The Centre for the Promotion of Private Enterprise has criticised a recommendation by the World Bank suggesting increased importation of petroleum products and food into Nigeria.
In a statement issued on Sunday, Dr Muda Yusuf described the advice as inconsistent with Nigeria’s current reform direction and warned that it could harm the country’s long term economic progress.
He emphasised that industrialisation remains the most reliable route to achieving meaningful economic transformation. While the World Bank projected that Nigeria’s economy could grow by about 4.2 per cent in 2026, it also advised policymakers to save oil windfalls, tighten monetary policy and avoid broad subsidies as part of efforts to control inflation.
However, Yusuf argued that as macroeconomic conditions begin to stabilise, the country should focus on strengthening local production and increasing value addition instead of relying heavily on imports. According to him, sustainable development depends largely on building strong domestic industrial capacity.
He warned that increasing imports to address supply shortages could weaken local industries and reduce productivity within the real sector. “What the Nigerian economy urgently requires is a coherent industrial strategy that expands domestic production capacity and strengthens manufacturing competitiveness,” he said.
Yusuf further cautioned that an import driven approach could lead to de industrialisation, reduce job opportunities and make the economy more vulnerable to global disruptions. He pointed out that local manufacturers already struggle with several challenges, including poor infrastructure, high energy costs, expensive loans and multiple taxation.
He noted that promoting import liberalisation as a way to encourage competition overlooks the harsh realities faced by businesses in Nigeria and puts local investors at a disadvantage. To achieve industrial growth, he said the government must implement targeted policies that reduce production costs, improve logistics and strengthen industrial ecosystems.
On the petroleum sector, Yusuf stressed the need to protect Nigeria’s progress toward local refining. He warned that increasing fuel imports could discourage investment in refining, put pressure on foreign exchange and reverse recent gains.
Similarly, he expressed concern over rising food imports, noting that it could weaken local agriculture, reduce farmers’ incomes and threaten food security. He advised that Nigeria should instead improve agricultural productivity, develop value chains and enhance access to markets.

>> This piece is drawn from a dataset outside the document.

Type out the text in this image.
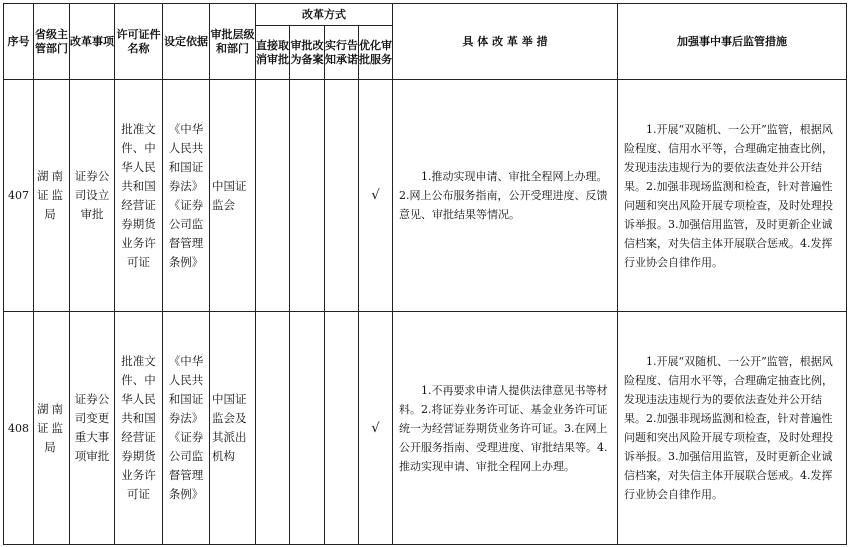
序号	省级主管部门	改革事项	许可证件名称	设定依据	审批层级和部门	改革方式				具 体 改 革 举 措	加强事中事后监管措施
						直接取消审批	审批改为备案	实行告知承诺	优化审批服务		
407	湖南证监局	证券公司设立审批	批准文件、中华人民共和国经营证券期货业务许可证	《中华人民共和国证券法》《证券公司监督管理条例》	中国证监会				√	1.推动实现申请、审批全程网上办理。2.网上公布服务指南，公开受理进度、反馈意见、审批结果等情况。	1.开展“双随机、一公开”监管，根据风险程度、信用水平等，合理确定抽查比例，发现违法违规行为的要依法查处并公开结果。2.加强非现场监测和检查，针对普遍性问题和突出风险开展专项检查，及时处理投诉举报。3.加强信用监管，及时更新企业诚信档案，对失信主体开展联合惩戒。4.发挥行业协会自律作用。
408	湖南证监局	证券公司变更重大事项审批	批准文件、中华人民共和国经营证券期货业务许可证	《中华人民共和国证券法》《证券公司监督管理条例》	中国证监会及其派出机构				√	1.不再要求申请人提供法律意见书等材料。2.将证券业务许可证、基金业务许可证统一为经营证券期货业务许可证。3.在网上公开服务指南、受理进度、审批结果等。4.推动实现申请、审批全程网上办理。	1.开展“双随机、一公开”监管，根据风险程度、信用水平等，合理确定抽查比例，发现违法违规行为的要依法查处并公开结果。2.加强非现场监测和检查，针对普遍性问题和突出风险开展专项检查，及时处理投诉举报。3.加强信用监管，及时更新企业诚信档案，对失信主体开展联合惩戒。4.发挥行业协会自律作用。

Yusuf also highlighted broader risks associated with import dependence, such as pressure on foreign reserves, exchange rate instability and weakened industrial connections. He observed that many developed countries now focus on strengthening domestic production and supply chains.
He urged the World Bank to align its recommendations with policies that support local refining, manufacturing and agriculture. “Import liberalisation is not a sustainable solution. The focus should be on building a resilient, self reliant and industrialised economy,” he said.